Nemius's gold arrived, but Mother's mandate ensured that every copper was conscripted—a frontline soldier for our cause. With my parents buried in the high-level strategy of the Sovereign Grid, the operational friction of the real world fell to the rest of us. From the stone-by-stone labor of roadwork to the risky issuance of Hatar Scrip, our theoretical 'Machine State' was finally grinding into gear.

I decided to run a field audit on the Vibrant Road construction in Sector A-2. I sat on a stack of timber, seemingly distracted by my wooden boar necklace with a book on my side. In reality, I had initiated Sonar and Focus, muting the rhythmic thud of hammers to isolate the foreman's voice.

"Write it down as twenty barrels of alchemical resin," Galt whispered to his scribe. My Focus tracked his hand toward a wagon I already knew held only twelve.

"The Sanni humidity 'warped' the rest," Galt lied. "We'll need a fresh requisition from the Star Fort by next week."

"But Master Galt," the scribe stammered, "the Baroness just tightened the audit..."

"The Thorn-Pickers are looking for assassins, not missing resin," Galt hissed. Through my senses, I felt his heartbeat accelerate—the tell-tale rhythm of greed. "We sell the 'warped' eight to coastal merchants for double."

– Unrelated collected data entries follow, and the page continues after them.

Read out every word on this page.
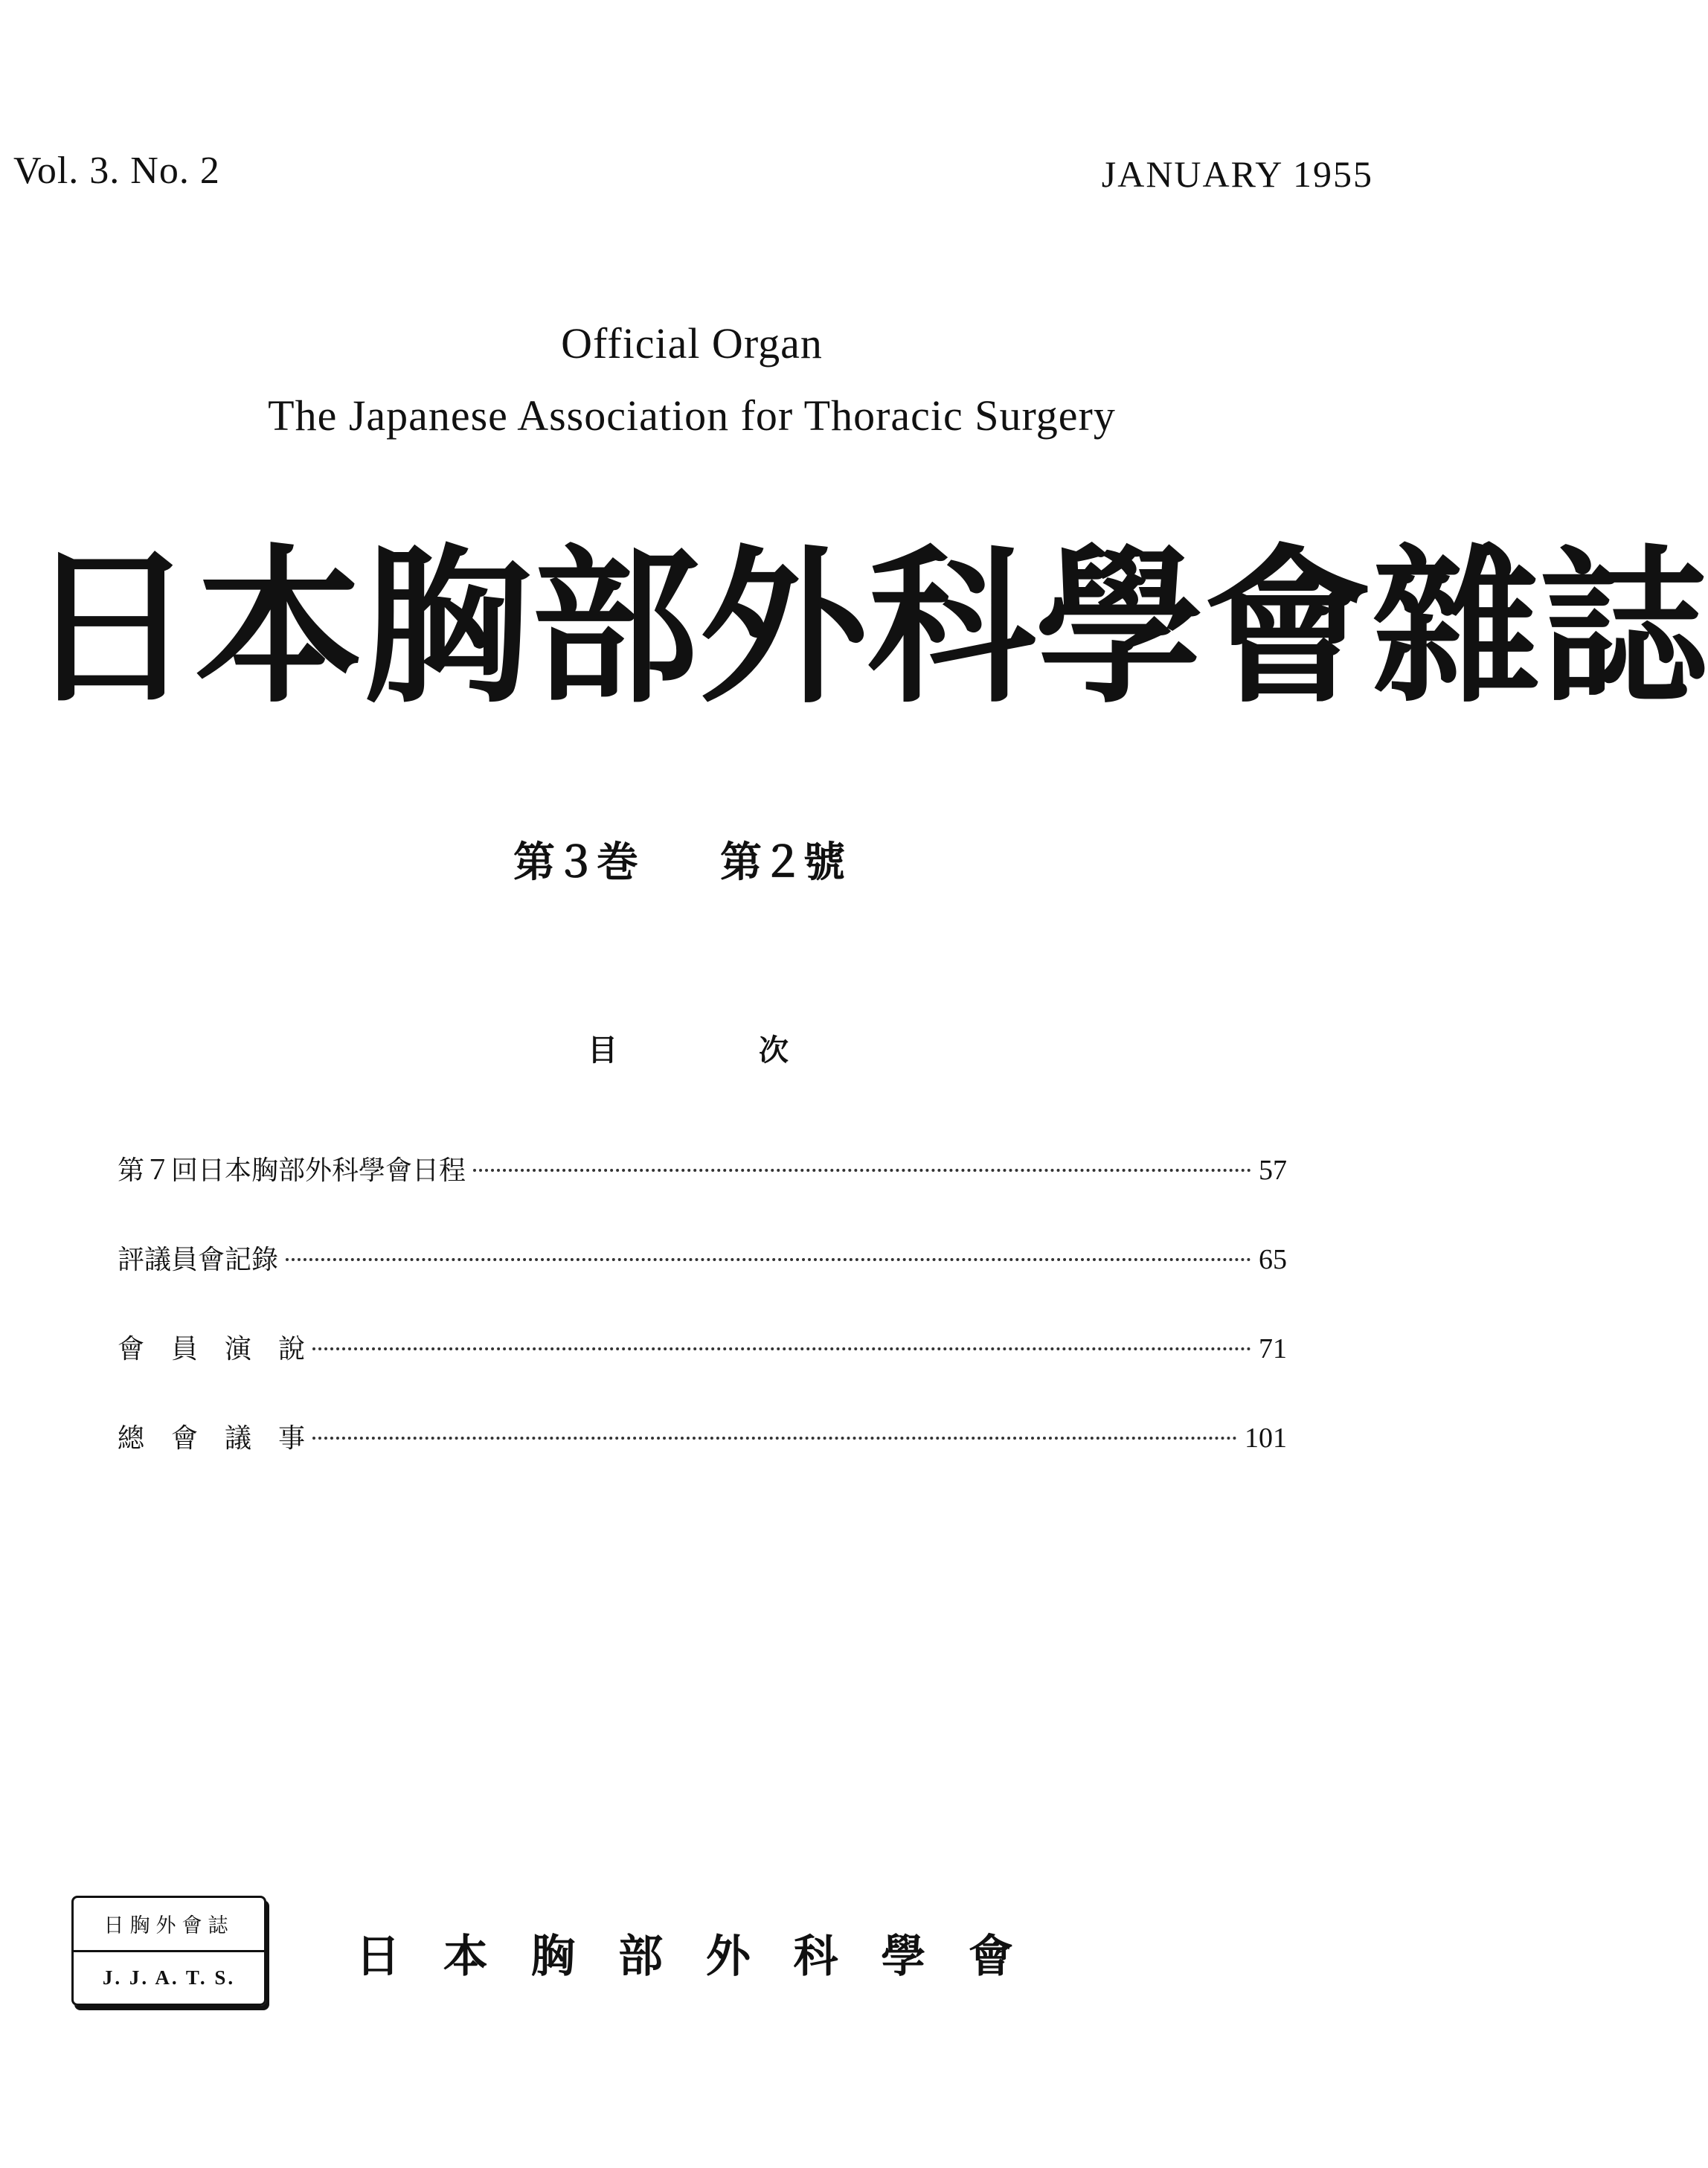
Vol. 3. No. 2	JANUARY 1955
Official Organ
The Japanese Association for Thoracic Surgery
日 本 胸 部 外 科 學 會 雜 誌
第３巻 第２號
目	次
第７回日本胸部外科學會日程	57
評議員會記錄	65
會　員　演　說	71
總　會　議　事	101
日胸外會誌
J. J. A. T. S.	日 本 胸 部 外 科 學 會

A cold flash of irritation hit me. I bit into a high-calorie travel candy, the crunch echoing my irritation. Sabotaging the road's integrity meant it wouldn't survive the Month of Ace. I decided on moving to execute the plan Olford and I had discussed.

When Olford made his evening rounds, I timed my move. As he passed, I intentionally dropped my book into the mud beside the foreman's ledger. Olford caught my eye, his expression unreadable, and moved toward Galt.

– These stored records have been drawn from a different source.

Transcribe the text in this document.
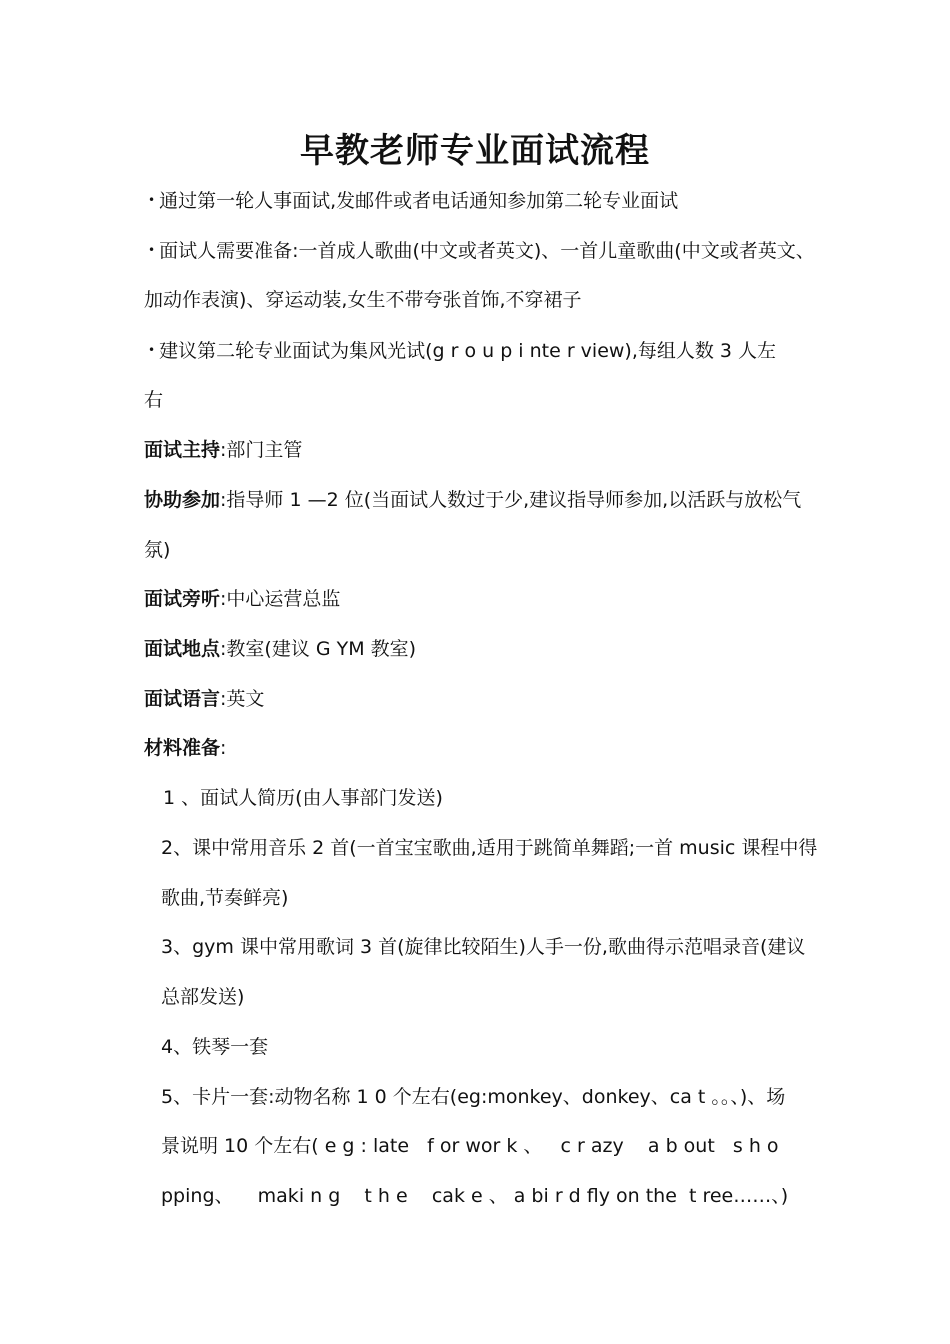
早教老师专业面试流程
• 通过第一轮人事面试,发邮件或者电话通知参加第二轮专业面试
• 面试人需要准备:一首成人歌曲(中文或者英文)、一首儿童歌曲(中文或者英文、
加动作表演)、穿运动装,女生不带夸张首饰,不穿裙子
• 建议第二轮专业面试为集风光试(g r o u p i nte r view),每组人数 3 人左
右
面试主持:部门主管
协助参加:指导师 1 —2 位(当面试人数过于少,建议指导师参加,以活跃与放松气
氛)
面试旁听:中心运营总监
面试地点:教室(建议 G YM 教室)
面试语言:英文
材料准备:
1 、面试人简历(由人事部门发送)
2、课中常用音乐 2 首(一首宝宝歌曲,适用于跳简单舞蹈;一首 music 课程中得
歌曲,节奏鲜亮)
3、gym 课中常用歌词 3 首(旋律比较陌生)人手一份,歌曲得示范唱录音(建议
总部发送)
4、铁琴一套
5、卡片一套:动物名称 1 0 个左右(eg:monkey、donkey、ca t 。。、)、场
景说明 10 个左右( e g : late   f or wor k 、   c r azy    a b out   s h o
pping、    maki n g    t h e    cak e 、 a bi r d fly on the  t ree……、)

"How is the work, Galt? Any problems?" Olford asked, his sudden presence cutting through the humid air.

Galt's heart didn't just spike; it hammered against his ribs like a trapped bird. "All well, sir," he choked out.

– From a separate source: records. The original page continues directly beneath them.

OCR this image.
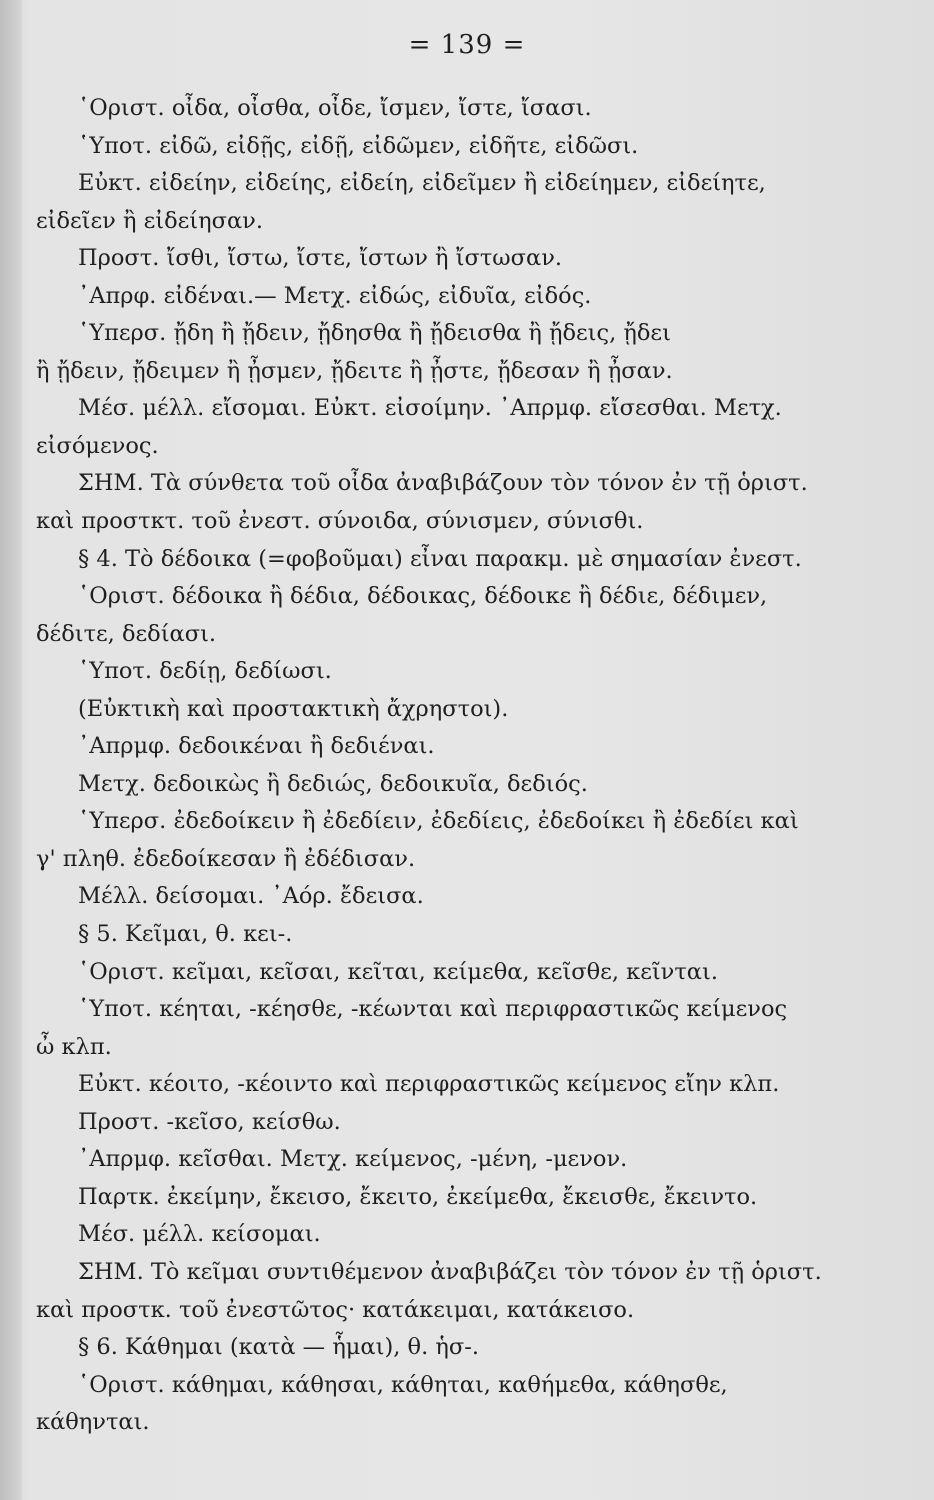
= 139 =
῾Οριστ. οἶδα, οἶσθα, οἶδε, ἴσμεν, ἴστε, ἴσασι.
῾Υποτ. εἰδῶ, εἰδῇς, εἰδῇ, εἰδῶμεν, εἰδῆτε, εἰδῶσι.
Εὐκτ. εἰδείην, εἰδείης, εἰδείη, εἰδεῖμεν ἢ εἰδείημεν, εἰδείητε,
εἰδεῖεν ἢ εἰδείησαν.
Προστ. ἴσθι, ἴστω, ἴστε, ἴστων ἢ ἴστωσαν.
᾿Απρφ. εἰδέναι.— Μετχ. εἰδώς, εἰδυῖα, εἰδός.
῾Υπερσ. ᾔδη ἢ ᾔδειν, ᾔδησθα ἢ ᾔδεισθα ἢ ᾔδεις, ᾔδει
ἢ ᾔδειν, ᾔδειμεν ἢ ᾖσμεν, ᾔδειτε ἢ ᾖστε, ᾔδεσαν ἢ ᾖσαν.
Μέσ. μέλλ. εἴσομαι. Εὐκτ. εἰσοίμην. ᾿Απρμφ. εἴσεσθαι. Μετχ.
εἰσόμενος.
ΣΗΜ. Τὰ σύνθετα τοῦ οἶδα ἀναβιβάζουν τὸν τόνον ἐν τῇ ὁριστ.
καὶ προστκτ. τοῦ ἐνεστ. σύνοιδα, σύνισμεν, σύνισθι.
§ 4. Τὸ δέδοικα (=φοβοῦμαι) εἶναι παρακμ. μὲ σημασίαν ἐνεστ.
῾Οριστ. δέδοικα ἢ δέδια, δέδοικας, δέδοικε ἢ δέδιε, δέδιμεν,
δέδιτε, δεδίασι.
῾Υποτ. δεδίῃ, δεδίωσι.
(Εὐκτικὴ καὶ προστακτικὴ ἄχρηστοι).
᾿Απρμφ. δεδοικέναι ἢ δεδιέναι.
Μετχ. δεδοικὼς ἢ δεδιώς, δεδοικυῖα, δεδιός.
῾Υπερσ. ἐδεδοίκειν ἢ ἐδεδίειν, ἐδεδίεις, ἐδεδοίκει ἢ ἐδεδίει καὶ
γ' πληθ. ἐδεδοίκεσαν ἢ ἐδέδισαν.
Μέλλ. δείσομαι. ᾿Αόρ. ἔδεισα.
§ 5. Κεῖμαι, θ. κει-.
῾Οριστ. κεῖμαι, κεῖσαι, κεῖται, κείμεθα, κεῖσθε, κεῖνται.
῾Υποτ. κέηται, -κέησθε, -κέωνται καὶ περιφραστικῶς κείμενος
ὦ κλπ.
Εὐκτ. κέοιτο, -κέοιντο καὶ περιφραστικῶς κείμενος εἴην κλπ.
Προστ. -κεῖσο, κείσθω.
᾿Απρμφ. κεῖσθαι. Μετχ. κείμενος, -μένη, -μενον.
Παρτκ. ἐκείμην, ἔκεισο, ἔκειτο, ἐκείμεθα, ἔκεισθε, ἔκειντο.
Μέσ. μέλλ. κείσομαι.
ΣΗΜ. Τὸ κεῖμαι συντιθέμενον ἀναβιβάζει τὸν τόνον ἐν τῇ ὁριστ.
καὶ προστκ. τοῦ ἐνεστῶτος· κατάκειμαι, κατάκεισο.
§ 6. Κάθημαι (κατὰ — ἧμαι), θ. ἡσ-.
῾Οριστ. κάθημαι, κάθησαι, κάθηται, καθήμεθα, κάθησθε,
κάθηνται.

Olford didn't look at him. Instead, he shifted a cold, piercing gaze toward the scribe. I stood beside the old man, my silence adding to the weight of the moment. The scribe began to sweat, the pressure of the Hidden Eye's protégé and its master becoming unbearable.

Breaking, the scribe confessed: "Eight barrels... Galt said they were damaged in the stream."

"Eight barrels in the stream, Galt?" Olford's voice was a low, clinical silk. "My records show no report of an accident. Perhaps we should invite the Thorn-Pickers to help you 'find' them?"

By dawn, Galt was in the dungeons. The "missing" resin was returned, and my first Audit Trap had saved the House 150 gold coins. I ensured ten of those coins were given to the scribe—not just as a reward for the truth, but as a signal to the rest of the crew: In the Sovereign Grid, loyalty to the House pays better than greed.

As the cold reality of Galt's embezzlement settled. My mind bypassed the immediate irritation and dove into the memories of my previous world—specifically my experience and the scrolls of Kautilya's Arthashastra. I recalled his chillingly accurate warning: just as it is impossible not to taste the honey or the poison that finds itself at the tip of the tongue, so it is impossible for a government servant not to eat at least a bit of the King's wealth.

People didn't just steal out of malice; they stole because the "social gravity" of greed was a natural law, as predictable as the Ace mana recession. Whether it was a clerk on the banks of the Ganges or a foreman in the Sector A-2 trenches, the motivation was the same: the belief that the ocean is so vast that a single missing drop will never be noticed. But they forgot that in the Sovereign Grid, I wasn't just watching the ocean—I was counting the drops.